The door opened and a small wiry man with dusty grey hair entered and seated himself across from Denistan. Looking at Gideon was an oddly unpleasant experience, his age was difficult to judge because while he physically appeared to be a man in his fifties he moved with the youthful vigour of a man half that. His robes were made from a material that seemed to shimmer and blur in the light making it strangely difficult to focus on him and his green eyes twinkled with flecks of silver. On his wrists were matching metal bands that looked to be almost skin tight yet caused him no obvious discomfort. His pose in the chair was of a casual relaxedness that belied the serious nature of his visit.

The Commander nodded towards his desk “I read your message. Are you certain?”

“There is no doubt I'm afraid,” replied Gideon tugging the sleeves of his robe over the metal bands on his wrists. He gave the Commander an appraising eye. Denistan had once been a powerfully built man, but now in his late sixties his age had caught up with him.
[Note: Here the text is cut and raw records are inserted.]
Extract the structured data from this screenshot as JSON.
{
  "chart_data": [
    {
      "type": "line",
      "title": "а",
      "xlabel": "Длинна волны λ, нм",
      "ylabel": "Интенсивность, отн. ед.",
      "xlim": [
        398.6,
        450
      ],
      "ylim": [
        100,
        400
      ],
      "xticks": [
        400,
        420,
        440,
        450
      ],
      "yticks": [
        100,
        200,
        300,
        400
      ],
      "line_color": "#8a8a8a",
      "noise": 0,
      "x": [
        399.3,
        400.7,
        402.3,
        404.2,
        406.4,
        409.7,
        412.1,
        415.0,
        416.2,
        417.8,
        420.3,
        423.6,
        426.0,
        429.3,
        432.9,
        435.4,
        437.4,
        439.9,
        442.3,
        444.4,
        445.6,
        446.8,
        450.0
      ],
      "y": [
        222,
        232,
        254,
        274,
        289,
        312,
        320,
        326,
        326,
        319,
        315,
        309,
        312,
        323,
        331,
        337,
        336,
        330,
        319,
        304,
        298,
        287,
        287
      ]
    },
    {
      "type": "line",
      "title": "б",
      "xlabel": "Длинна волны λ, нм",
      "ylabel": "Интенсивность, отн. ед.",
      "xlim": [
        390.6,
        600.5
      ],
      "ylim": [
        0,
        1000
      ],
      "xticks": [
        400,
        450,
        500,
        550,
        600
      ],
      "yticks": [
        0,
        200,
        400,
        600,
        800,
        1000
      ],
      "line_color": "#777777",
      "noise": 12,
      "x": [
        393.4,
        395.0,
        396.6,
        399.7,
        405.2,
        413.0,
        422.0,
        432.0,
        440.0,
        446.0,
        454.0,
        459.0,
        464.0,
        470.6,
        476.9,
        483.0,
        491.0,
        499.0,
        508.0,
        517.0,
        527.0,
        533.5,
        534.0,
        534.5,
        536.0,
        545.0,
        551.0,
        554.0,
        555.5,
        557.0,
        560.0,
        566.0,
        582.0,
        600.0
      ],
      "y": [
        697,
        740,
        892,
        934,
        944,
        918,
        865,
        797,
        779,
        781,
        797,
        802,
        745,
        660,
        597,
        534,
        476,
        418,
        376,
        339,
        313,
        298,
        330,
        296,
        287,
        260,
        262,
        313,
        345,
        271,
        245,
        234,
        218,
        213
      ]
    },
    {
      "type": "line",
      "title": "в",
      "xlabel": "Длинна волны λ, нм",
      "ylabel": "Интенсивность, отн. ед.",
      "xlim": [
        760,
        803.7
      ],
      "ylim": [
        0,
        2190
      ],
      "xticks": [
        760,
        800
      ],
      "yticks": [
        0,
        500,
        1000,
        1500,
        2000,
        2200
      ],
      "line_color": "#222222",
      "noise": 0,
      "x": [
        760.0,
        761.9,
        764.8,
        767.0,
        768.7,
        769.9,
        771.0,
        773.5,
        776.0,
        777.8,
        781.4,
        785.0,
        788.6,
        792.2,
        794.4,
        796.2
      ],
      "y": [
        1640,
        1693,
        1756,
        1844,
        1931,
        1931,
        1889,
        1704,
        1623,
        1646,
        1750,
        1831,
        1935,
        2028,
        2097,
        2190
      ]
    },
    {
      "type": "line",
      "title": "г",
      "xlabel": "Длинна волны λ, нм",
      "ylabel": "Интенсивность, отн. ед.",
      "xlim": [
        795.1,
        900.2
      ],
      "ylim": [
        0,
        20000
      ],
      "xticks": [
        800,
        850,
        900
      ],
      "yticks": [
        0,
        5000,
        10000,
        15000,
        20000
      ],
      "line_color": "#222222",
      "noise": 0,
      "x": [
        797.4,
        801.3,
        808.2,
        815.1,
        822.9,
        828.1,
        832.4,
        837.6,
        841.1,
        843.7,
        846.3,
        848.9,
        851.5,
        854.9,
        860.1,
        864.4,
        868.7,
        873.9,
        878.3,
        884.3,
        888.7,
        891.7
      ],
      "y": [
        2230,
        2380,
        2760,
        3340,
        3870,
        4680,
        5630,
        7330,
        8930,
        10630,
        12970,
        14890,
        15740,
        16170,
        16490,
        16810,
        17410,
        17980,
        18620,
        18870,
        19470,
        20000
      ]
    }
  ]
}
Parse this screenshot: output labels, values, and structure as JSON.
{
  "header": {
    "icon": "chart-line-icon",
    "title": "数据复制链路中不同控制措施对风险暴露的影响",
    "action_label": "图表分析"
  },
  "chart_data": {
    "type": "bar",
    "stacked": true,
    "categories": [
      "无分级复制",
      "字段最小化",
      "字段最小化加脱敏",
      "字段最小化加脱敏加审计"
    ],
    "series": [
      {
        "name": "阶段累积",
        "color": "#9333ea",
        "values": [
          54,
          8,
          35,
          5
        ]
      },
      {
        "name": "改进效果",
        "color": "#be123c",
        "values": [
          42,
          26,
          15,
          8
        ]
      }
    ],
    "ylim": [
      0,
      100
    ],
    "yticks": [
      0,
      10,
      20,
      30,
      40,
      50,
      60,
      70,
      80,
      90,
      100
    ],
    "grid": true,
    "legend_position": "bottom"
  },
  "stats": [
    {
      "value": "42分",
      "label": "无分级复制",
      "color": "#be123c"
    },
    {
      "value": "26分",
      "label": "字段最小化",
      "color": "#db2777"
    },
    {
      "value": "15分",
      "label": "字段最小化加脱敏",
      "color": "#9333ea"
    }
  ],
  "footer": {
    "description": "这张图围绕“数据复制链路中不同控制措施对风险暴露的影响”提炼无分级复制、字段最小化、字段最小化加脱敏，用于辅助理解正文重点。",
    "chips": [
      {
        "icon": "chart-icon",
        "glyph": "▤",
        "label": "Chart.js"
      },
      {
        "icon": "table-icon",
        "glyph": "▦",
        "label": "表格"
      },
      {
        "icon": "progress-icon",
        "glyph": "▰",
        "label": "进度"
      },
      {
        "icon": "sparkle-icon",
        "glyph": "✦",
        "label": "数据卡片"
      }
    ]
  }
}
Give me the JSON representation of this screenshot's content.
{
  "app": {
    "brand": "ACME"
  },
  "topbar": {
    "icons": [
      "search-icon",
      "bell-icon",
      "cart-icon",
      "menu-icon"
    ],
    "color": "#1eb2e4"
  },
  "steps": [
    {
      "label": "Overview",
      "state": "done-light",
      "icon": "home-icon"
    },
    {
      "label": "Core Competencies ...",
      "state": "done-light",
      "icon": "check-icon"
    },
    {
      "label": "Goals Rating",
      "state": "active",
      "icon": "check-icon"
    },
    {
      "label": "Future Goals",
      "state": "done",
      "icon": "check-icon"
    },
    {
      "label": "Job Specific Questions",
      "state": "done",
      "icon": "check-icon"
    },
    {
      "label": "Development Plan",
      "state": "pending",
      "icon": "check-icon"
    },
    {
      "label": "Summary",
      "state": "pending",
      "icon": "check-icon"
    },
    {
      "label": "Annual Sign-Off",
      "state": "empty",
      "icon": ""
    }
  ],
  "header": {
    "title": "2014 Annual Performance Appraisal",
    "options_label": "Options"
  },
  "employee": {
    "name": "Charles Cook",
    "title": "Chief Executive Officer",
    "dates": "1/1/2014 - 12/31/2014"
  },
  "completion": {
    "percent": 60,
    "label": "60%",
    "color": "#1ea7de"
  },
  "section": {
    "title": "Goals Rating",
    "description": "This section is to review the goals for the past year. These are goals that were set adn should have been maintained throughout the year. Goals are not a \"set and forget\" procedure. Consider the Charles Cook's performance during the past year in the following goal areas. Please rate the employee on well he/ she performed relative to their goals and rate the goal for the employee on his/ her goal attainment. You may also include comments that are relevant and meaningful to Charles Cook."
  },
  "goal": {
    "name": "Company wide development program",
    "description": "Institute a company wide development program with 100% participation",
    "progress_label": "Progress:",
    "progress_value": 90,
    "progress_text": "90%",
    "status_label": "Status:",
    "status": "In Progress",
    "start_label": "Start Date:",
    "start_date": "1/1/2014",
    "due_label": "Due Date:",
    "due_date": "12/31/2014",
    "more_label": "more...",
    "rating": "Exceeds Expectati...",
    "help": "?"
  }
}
His grey, straw-like hair was thinning and receding, old muscle had wasted away and the arthritis he had long suffered with was becoming more apparent with every passing week. Gideon's agents reported that some senior knights were already vying for the chance to replace him and in another man that may have made him timid, but stood this close to him Gideon could feel the character of the man and any doubts he might have had that the Lord Commander would do the right thing eased. This man would honour the ancient pact.

“You say there's no doubt,” Denistan said at last “Yet you seem to know nothing of what this menace actually is.”

“It would be more true to say I know little and suspect much more.” He pushed himself further back into the chair enjoying the comfort of the worn leather, “but this is not the time for suspicions or speculation my friend. We need facts, solid information that I now believe can only be gained through witnessing all that is about to unfold. Reading the oracle is an imprecise magic at best, and at present we believe that some force we have yet to identify is affecting it.”

“The same menace?”

“Hopefully.”

Denistan's eyebrow raised quizzically “Hopefully?”

“Yes, hopefully, unless of course one enemy is not enough for you Commander.”

The edges of Denistan's mouth twitched into a slightest suggestion of a smile. “I see your point.”

“Will you tell him?” There was a hopeful edge to the question, and he leant forward in eager anticipation.

“You mean the second part of your message I presume.”

“I do.”

“No Gideon, I won't be telling anyone anything, and neither will you! For one thing with all due respect to your order I have never believed in fortune telling or prophecies, and for another if you're right, then if we are to keep this enemy ignorant of our awareness of them we must maintain our routines.”

“I see.” Gideon sat back in his chair contemplating his next move. “He is involved Harl, whether you like it or not,” he said eventually, “so you will need to find another way to get him where he needs to be. Do you have any ideas?”

“As a matter of fact I do.” He limped from the window and sat into his chair, resting his willow cane against the edge of the desk. He looked Gideon square in the face. “How soon can you be ready to travel?”